"One more thing..."

I recently started to toy around with shiny new C++11, and one of the new features that immediately caught my attention is the new container type unordered_set. Unordered sets are containers that store unique elements in no particular order, and allow for fast retrieval of individual elements.

Luckily, the ubiquitous goats-lions-wolves problem that haunts us UnRisk-ers since a couple of weeks is a nice testing ground for such data containers. In his post, Sascha promised that he would write no more on this problem. I didn't give that promise :) One of the more time-consuming parts of the problem is the calculation of a set of unique "next forests". Sascha's solution solves that problem by stuffing the next forests into a vector, sorting that vector and then removing the duplicates. At first sight, it seems a bit wasteful to first generate all possible solutions, then sorting them (an order N*log(N) operation in the worst case), and then throwing away the duplicates.

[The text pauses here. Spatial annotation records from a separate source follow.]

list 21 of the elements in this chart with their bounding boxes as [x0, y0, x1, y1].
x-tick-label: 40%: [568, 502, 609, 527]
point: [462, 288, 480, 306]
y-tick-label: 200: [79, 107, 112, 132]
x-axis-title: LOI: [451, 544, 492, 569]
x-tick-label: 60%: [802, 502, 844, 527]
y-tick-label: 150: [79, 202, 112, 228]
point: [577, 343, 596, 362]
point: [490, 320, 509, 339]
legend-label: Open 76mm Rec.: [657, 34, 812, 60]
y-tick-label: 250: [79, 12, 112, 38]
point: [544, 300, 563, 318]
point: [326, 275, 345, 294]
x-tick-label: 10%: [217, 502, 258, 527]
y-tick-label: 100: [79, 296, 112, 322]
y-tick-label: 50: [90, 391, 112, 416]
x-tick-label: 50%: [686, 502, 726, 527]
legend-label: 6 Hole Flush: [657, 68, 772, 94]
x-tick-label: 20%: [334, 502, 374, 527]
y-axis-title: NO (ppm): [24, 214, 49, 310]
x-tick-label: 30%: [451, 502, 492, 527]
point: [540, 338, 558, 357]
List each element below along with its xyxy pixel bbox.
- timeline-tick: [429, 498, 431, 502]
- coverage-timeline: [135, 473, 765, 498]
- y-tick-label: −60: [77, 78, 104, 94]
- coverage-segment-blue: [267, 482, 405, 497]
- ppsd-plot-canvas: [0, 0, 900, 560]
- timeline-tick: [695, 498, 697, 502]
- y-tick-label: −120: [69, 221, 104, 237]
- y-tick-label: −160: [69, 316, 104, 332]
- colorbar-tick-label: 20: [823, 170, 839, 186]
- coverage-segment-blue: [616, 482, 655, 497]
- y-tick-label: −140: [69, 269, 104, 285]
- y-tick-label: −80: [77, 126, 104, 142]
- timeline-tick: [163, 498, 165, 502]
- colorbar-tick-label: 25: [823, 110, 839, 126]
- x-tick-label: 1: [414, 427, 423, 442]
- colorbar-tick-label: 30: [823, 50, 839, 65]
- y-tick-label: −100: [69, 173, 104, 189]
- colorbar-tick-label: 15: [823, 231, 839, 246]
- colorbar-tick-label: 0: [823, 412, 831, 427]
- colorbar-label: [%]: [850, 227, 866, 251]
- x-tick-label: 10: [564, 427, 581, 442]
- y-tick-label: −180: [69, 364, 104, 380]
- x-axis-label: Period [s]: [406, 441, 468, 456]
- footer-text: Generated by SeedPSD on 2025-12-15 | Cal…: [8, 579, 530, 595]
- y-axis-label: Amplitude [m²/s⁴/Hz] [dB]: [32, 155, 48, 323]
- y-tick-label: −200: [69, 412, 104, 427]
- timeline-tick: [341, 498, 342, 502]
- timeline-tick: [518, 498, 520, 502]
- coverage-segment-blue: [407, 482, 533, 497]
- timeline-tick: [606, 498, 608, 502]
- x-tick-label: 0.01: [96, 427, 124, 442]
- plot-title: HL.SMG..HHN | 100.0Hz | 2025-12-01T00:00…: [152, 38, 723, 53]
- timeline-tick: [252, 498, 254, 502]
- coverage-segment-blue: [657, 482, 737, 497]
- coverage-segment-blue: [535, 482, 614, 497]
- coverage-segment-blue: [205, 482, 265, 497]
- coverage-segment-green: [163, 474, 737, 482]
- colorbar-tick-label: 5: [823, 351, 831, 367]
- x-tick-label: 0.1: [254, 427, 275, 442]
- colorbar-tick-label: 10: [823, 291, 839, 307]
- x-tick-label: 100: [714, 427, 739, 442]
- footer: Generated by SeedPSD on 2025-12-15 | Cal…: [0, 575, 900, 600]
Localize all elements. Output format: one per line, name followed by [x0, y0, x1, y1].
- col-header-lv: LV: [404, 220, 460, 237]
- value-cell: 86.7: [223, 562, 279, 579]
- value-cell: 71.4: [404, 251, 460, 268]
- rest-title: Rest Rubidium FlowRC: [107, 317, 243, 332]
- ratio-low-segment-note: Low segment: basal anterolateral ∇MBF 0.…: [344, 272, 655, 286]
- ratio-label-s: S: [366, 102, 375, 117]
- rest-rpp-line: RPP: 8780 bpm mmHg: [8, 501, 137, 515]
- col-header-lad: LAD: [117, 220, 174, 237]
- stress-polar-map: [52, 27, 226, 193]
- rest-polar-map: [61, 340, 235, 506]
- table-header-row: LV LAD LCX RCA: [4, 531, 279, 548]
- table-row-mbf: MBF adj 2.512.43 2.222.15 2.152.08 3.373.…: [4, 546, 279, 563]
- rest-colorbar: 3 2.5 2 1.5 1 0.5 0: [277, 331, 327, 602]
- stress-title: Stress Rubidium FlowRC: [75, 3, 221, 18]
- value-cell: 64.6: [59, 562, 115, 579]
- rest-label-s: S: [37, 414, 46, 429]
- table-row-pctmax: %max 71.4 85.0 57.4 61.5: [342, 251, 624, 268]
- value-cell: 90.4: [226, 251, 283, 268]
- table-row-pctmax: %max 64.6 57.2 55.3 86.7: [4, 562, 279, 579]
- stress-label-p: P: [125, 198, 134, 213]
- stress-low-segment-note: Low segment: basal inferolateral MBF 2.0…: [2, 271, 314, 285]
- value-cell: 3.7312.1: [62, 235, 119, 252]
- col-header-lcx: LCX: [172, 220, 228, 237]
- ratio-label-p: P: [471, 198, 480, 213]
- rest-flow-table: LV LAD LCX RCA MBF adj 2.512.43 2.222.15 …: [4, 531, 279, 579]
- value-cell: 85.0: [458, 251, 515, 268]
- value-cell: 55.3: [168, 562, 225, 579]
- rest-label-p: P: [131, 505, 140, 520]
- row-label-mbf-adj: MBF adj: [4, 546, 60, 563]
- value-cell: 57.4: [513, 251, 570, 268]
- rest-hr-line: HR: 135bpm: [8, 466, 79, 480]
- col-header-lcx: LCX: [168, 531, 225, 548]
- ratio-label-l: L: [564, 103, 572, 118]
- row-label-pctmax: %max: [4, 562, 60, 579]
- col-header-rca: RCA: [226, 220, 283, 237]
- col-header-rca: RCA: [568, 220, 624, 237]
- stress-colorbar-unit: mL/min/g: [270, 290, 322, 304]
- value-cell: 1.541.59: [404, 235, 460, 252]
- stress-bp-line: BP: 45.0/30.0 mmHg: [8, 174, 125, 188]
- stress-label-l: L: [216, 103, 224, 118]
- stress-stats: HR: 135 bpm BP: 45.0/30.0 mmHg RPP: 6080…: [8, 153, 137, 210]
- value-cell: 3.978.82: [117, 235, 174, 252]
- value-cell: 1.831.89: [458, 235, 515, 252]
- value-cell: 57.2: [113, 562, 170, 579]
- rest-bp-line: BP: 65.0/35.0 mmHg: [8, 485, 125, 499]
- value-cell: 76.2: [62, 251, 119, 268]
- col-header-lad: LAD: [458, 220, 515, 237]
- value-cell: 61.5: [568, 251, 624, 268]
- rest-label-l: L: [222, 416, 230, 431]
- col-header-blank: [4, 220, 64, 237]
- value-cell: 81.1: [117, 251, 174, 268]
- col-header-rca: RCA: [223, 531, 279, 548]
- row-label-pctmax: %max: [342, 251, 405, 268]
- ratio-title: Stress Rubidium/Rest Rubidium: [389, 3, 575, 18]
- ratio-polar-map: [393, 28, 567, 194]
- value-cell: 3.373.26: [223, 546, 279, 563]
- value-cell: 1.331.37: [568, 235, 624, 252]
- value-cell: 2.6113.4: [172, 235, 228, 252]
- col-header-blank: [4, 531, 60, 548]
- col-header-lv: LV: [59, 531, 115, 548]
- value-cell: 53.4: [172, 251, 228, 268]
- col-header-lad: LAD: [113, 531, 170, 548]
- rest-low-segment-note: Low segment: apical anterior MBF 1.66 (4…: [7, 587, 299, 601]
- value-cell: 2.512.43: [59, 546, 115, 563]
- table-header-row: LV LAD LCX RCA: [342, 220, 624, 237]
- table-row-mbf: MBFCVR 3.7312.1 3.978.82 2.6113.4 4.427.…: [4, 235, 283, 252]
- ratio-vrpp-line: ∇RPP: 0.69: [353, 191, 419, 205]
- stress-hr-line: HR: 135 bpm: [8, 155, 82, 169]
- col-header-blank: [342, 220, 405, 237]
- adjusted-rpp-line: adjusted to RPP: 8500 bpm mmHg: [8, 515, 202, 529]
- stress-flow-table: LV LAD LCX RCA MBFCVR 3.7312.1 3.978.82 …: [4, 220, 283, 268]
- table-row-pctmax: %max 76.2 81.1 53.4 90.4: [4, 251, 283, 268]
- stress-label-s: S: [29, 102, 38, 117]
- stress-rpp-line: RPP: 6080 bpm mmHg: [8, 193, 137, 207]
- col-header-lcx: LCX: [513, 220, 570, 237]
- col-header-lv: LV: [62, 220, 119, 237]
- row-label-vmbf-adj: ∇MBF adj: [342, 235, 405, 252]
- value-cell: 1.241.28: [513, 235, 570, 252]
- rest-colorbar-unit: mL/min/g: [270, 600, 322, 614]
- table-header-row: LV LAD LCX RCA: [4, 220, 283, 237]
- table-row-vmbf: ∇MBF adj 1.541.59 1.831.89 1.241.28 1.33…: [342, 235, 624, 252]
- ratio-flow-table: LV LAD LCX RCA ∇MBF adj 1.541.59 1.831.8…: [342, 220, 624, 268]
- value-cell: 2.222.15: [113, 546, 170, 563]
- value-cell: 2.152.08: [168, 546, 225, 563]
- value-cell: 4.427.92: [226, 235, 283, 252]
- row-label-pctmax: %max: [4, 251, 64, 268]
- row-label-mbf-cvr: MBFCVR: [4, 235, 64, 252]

An alternative solution would be to insert the next forests into a set or an unordered_set, where inserting takes care of the duplicates and is an order log(N) operation. In theory, the operation with the lower complexity should lead to faster code, at least if N is large enough. In practice, it is not all that clear how large "large enough" is.

Enough of the talking: Here are the measured timings in seconds as a function of the number of animals in a log-log plot (blue: Sascha's vector-sort version, red: version using unordered_set, yellow: version using set)

To be honest, I am a bit surprised by the horrible performance of the set-based versions (they are only a bit more than two times faster than the Fortran version!). If one takes a closer look, the unordered_set version comes closer to the vector-sort version for higher values of N (it is about a factor of 3 slower for small numbers, and only a factor of 2 slower for the larger ones). One would need to go to impractically large numbers of animals, however, to reach break-even, if break-even occurs at all. Two quick checks with the profiler reveal that:

  • 82% of the consumed time really goes into the (unordered_)set.insert
  • for very large sets (many millions of elements), inserting really goes with Log(N)
  • However: our sets don't get that large in this problem
One explanation for the relative speed of the vector-sort version could be that the vectors are not really random, so sorting is a lot faster than N*Log(N) - but I have to investigate that in more detail. Or Sascha breaks his promise ;)